Sur la liberté en cause : le droit fondamental de tout français de rejoindre son pays d’appartenance
S’agissant tout d’abord de la santé, le Conseil d’État a précisé que le droit au respect de la vie constitue une liberté fondamentale (CE, sect., 16 nov. 2011, n° 353172, Ville de Paris, Société d’économie mixte PariSeine, Lebon avec les concl. ; AJDA 2011. 2207 ; ibid. 2013. 2137, étude X. Dupré de Boulois ; AJCT 2012. 156, obs.

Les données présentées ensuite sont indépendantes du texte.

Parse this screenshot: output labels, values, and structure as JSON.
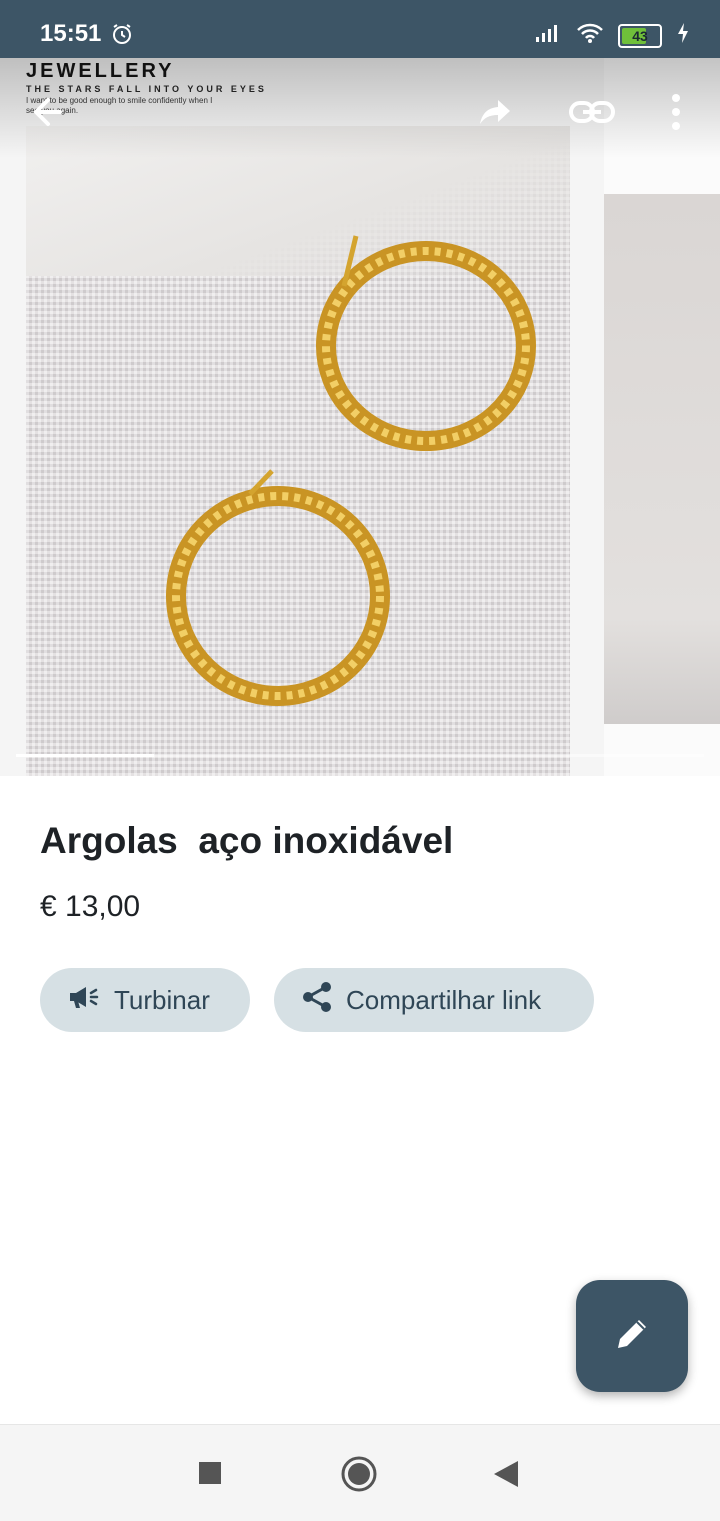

L. Moreau ; RFDA 2012. 269, concl. D. Botteghi ; ibid. 455, chron. H. Labayle, F. Sudre, X. Dupré de Boulois et L. Milano ). Il a indiqué que ce droit incluait « celui de recevoir les traitements et les soins les plus appropriés à son état de santé, liberté fondamentale à laquelle l’autorité administrative porte atteinte lorsque sa carence risque d’entraîner une altération grave de l’état de santé de la personne intéressée » (CE 13 déc. 2017, M. Pica-Picard, n° 228928, Lebon T.). L’autre aspect que mettent en exergue en arrière-fond les ordonnances rapportées porte sur le principe de précaution, dans le cas présent l’article 5 de la charte de l’environnement aux termes duquel « Lorsque la réalisation d’un dommage, bien qu’incertaine en l’état des connaissances scientifiques, pourrait affecter de manière grave et irréversible l’environnement, les autorités publiques veillent, par application du principe de précaution et dans leurs domaines d’attributions, à la mise en œuvre de procédures d’évaluation des risques et à l’adoption de mesures provisoires et proportionnées afin de parer à la réalisation du dommage. » Il convient de rappeler que les dispositions de cette charte ont valeur constitutionnelle (Cons. const. 29 déc. 2009, n° 2009-599 DC, Loi de finances pour 2010, AJDA 2010. 4 ; ibid. 277 , note W. Mastor ; D. 2010. 1508, obs. V. Bernaud et L. Gay ; RFDA 2010. 627, chron. T. Rambaud et A. Roblot-Troizier ; Constitutions 2010. 277, obs. A. Barilari ; ibid. 281, obs. A. Barilari ; ibid. 283, obs. A. Barilari ). Le juge du Palais-Royal a eu l’occasion d’appliquer ce principe en matière de santé publique en précisant que « le principe de précaution s’applique aux activités qui affectent l’environnement dans des conditions susceptibles de nuire à la santé des populations concernées (CE 8 oct. 2012, n° 342423, Cne de Lunel, Lebon ; D. 2014. 104, obs. F. G. Trébulle ; RDI 2012. 643, obs. P. Soler-Couteaux ; Constitutions 2012. 651, obs. N. Huten ).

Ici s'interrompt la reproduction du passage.